In our prognostic models, age is the foremost important predictor of dementia. The addition of WM, WMH, and HV did only marginally increase the variance explained. We did not find any additional diagnostic value of the DTI parameters. We did not cross-validate the prediction model in our dataset, because of the relatively low number of outcome events, therefore validation in an independent dataset should be performed as a gold standard.
Our results imply a pre-clinical period, with lower WM and HV in those who might develop dementia in the future, where intervention might be possible before onset of clinical symptoms.

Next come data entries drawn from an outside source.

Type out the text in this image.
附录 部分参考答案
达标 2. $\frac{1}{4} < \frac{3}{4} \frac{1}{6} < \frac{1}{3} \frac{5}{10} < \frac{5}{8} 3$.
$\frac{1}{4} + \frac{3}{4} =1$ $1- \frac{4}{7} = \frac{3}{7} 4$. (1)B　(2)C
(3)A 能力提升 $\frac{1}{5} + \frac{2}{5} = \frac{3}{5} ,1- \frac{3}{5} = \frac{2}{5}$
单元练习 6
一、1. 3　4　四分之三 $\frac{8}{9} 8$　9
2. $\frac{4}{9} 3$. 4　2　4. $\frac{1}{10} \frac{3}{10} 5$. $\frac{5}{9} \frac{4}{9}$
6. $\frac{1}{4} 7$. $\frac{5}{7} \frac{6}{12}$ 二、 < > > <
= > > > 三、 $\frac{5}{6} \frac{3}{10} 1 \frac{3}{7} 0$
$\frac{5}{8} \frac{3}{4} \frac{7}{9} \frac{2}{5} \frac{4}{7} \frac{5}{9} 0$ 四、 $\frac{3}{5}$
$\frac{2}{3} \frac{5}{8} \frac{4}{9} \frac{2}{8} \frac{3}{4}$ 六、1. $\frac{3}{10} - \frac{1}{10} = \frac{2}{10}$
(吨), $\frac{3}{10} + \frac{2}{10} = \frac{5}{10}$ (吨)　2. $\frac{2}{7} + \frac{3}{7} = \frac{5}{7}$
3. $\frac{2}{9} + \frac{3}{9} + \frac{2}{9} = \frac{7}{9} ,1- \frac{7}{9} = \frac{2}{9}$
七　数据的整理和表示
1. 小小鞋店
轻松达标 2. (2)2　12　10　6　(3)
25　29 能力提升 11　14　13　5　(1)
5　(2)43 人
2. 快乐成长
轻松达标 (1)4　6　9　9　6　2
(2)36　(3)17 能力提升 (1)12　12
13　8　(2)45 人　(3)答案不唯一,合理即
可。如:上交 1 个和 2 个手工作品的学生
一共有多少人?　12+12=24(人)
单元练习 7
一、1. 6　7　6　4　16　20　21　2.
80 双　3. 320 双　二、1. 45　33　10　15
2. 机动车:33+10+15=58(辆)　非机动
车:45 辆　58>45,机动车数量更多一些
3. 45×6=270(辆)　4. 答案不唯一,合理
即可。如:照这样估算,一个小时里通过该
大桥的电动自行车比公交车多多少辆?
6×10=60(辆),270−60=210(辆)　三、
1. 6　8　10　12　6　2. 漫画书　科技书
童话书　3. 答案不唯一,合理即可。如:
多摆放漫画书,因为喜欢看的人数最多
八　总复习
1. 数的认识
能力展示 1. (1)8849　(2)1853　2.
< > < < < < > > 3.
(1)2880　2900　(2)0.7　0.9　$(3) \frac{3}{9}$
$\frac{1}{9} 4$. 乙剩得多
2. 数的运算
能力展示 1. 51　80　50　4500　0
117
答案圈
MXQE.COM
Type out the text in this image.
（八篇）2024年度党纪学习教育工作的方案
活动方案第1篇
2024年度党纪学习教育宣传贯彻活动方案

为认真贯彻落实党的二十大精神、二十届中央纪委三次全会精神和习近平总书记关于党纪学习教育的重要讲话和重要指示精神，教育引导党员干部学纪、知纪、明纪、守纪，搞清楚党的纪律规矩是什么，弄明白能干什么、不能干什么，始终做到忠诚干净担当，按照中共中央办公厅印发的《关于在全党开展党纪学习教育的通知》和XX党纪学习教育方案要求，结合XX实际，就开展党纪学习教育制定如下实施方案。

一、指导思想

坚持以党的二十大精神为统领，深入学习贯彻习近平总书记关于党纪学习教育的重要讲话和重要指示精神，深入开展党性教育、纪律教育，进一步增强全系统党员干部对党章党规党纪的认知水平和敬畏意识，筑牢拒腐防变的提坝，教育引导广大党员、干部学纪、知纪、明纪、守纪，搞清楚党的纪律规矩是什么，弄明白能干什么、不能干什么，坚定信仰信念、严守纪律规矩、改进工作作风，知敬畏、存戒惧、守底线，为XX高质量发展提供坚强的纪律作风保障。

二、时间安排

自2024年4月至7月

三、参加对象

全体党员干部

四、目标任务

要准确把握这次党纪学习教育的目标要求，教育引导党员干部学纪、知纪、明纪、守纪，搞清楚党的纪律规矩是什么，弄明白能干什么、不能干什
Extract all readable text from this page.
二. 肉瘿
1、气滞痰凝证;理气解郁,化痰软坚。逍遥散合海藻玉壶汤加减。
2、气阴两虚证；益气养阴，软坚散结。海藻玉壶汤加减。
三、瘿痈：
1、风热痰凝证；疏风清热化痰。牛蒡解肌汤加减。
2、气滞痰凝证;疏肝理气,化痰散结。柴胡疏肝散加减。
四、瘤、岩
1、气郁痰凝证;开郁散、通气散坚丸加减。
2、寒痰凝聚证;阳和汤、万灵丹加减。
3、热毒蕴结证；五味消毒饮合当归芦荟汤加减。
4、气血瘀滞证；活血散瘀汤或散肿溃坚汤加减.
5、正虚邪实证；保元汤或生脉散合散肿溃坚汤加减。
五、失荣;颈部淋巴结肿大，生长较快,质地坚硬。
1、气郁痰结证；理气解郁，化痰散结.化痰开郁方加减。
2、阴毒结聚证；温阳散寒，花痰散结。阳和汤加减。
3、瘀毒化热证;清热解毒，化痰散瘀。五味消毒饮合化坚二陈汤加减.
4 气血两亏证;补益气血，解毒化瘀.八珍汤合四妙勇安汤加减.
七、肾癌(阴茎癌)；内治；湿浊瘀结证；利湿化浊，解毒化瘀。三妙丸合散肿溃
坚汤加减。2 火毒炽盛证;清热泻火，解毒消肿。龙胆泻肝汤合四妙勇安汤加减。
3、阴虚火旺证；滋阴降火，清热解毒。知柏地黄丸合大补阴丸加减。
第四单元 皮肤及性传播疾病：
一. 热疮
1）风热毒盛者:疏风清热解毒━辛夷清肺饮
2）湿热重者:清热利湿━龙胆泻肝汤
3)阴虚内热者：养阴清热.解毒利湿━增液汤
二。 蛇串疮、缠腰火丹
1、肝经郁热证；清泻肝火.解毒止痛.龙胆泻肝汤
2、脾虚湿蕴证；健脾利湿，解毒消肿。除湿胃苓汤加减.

We demonstrated that in elderly with cerebral SVD, low WM volume, next to HV is significantly related to the development of incident dementia after 5 years. Baseline diffusion parameters (both the global parameters in the prediction model as well as assessed voxel-wise by TBSS analyses) were not related to incident dementia, and had no diagnostic value on top of the macrostructural characteristics. Possibly the microstructural changes have a more subtle clinical correlate, and are therefore not severe enough to result in a dementia syndrome in 5 years time. Possibly these novel markers of subtle damage need to be assessed years or even decades before the first clinical symptoms emerge. Future research is needed to investigate additional value of change in DTI parameters over time in relation to incident dementia.